The most notable topic this month has been Edward Snowden and the NSA’s Prism program. The news that the NSA was collecting data through backdoor deals with some of the world’s largest technology companies sent shockwaves throughout the country, especially here in Silicon Valley. We thought this was an opportunity to take a closer look into privacy as it relates to personalization and data collection. The articles detailed below raise interesting questions about the privacy debate in light of Prism. Hopefully, these articles will inspire conversations about the state of privacy and data collection in addition to a larger discussion on how we can improve these areas and increase overall transparency.
“The 7 Deadly Sins of Personalization,” iMedia Connection – Personalization has great benefits – increased conversion rates, higher AOVs and more engaged customers. However, companies of every size make inadvertent missteps in order to achieve these benefits. In this article, I wanted to share the most common personalization mistakes in order to help organizations avoid the “sins” of personalization. Looking at this month’s theme of privacy, the biggest takeaways are around the collection and use of personally identifiable information (PII). Collect PII only when customers consent, and use customer data only when it benefits the customer. Following this advice in addition to avoiding the other sins, your organization will be ready to execute a personalization strategy that will benefit both your organization and the customer.

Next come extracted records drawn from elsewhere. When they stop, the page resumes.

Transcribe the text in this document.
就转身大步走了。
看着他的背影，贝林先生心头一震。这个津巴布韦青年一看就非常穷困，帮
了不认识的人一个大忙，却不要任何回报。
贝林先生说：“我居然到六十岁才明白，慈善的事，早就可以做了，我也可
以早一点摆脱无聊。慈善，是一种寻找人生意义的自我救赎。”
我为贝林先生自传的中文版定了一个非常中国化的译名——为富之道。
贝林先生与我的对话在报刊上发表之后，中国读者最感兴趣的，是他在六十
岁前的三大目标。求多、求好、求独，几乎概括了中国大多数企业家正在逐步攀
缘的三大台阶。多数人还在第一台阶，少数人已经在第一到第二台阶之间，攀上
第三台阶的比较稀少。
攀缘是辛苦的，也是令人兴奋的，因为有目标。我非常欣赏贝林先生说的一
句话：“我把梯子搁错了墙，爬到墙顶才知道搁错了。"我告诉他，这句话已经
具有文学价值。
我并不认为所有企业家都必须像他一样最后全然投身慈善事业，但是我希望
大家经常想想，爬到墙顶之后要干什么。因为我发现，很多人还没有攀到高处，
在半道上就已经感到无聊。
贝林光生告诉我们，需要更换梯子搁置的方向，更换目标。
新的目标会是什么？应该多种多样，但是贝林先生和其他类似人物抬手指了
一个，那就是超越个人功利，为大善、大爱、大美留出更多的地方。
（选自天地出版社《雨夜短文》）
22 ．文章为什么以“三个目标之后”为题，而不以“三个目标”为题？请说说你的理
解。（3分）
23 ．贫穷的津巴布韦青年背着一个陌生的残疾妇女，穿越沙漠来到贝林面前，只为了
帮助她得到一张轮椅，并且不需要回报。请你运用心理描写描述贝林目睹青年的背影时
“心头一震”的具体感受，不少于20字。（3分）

“Data-Driven Tech Industry Is Shaken by Online Privacy Fears,” The New York Times – In light of NSA’s Prism program, confidence in government and in household technology names including Microsoft, Google, Facebook and Apple is at an all-time low. Privacy is at the heart of this problem, and what the government and other tech companies can learn from this is that today’s consumers demand transparency into what data is being collected and how it is being used. There’s a consensus that there needs to be better regulation regarding the use of personal information, and Box.com CEO Aaron Levie put it best: “The most important issue here is transparency and our lack of visibility around how our data is being used. The government and the tech industry clearly will need to come together to create a better model for this.”
“Will the Latest NSA Surveillance Scandal Be a Wake-up Call about the Power of Data?” GigaOM – Stacey Higginbotham raises the important point that consumers need to understand that the landscape for data collection has changed drastically. With the proliferation of mobile devices, apps, etc., data collection has increased. In a world where it seems like companies, in addition to the government, are using data in ways consumers have not agreed to, it’s clear that consumers need to be careful what data they are divulging. And in a response to this sentiment, companies need to be more careful with the type of data that is collected and how it is used. A good rule of thumb: Only collect and use data that will improve a customer’s experience. This customer-first mentality will lend itself to current and potential customers, as well as prevent companies from being put in compromising situations.
“The Problem Is the Oversight, Not the NSA’s Data Gathering,” Harvard Business Review – In this blog post, Harvard Business Review editor Justin Fox discusses the merits of data collection. He states that it is disconcerting how much information is collected these days; however, he argues the benefits that today’s consumer receives in exchange for information are enormous (think free email and storage services available today, just to name a few). Fox argues that Prism isn’t going to stop the exploding availability of personal data, so we urge Baynote customers to use this type of data transparently and prudently.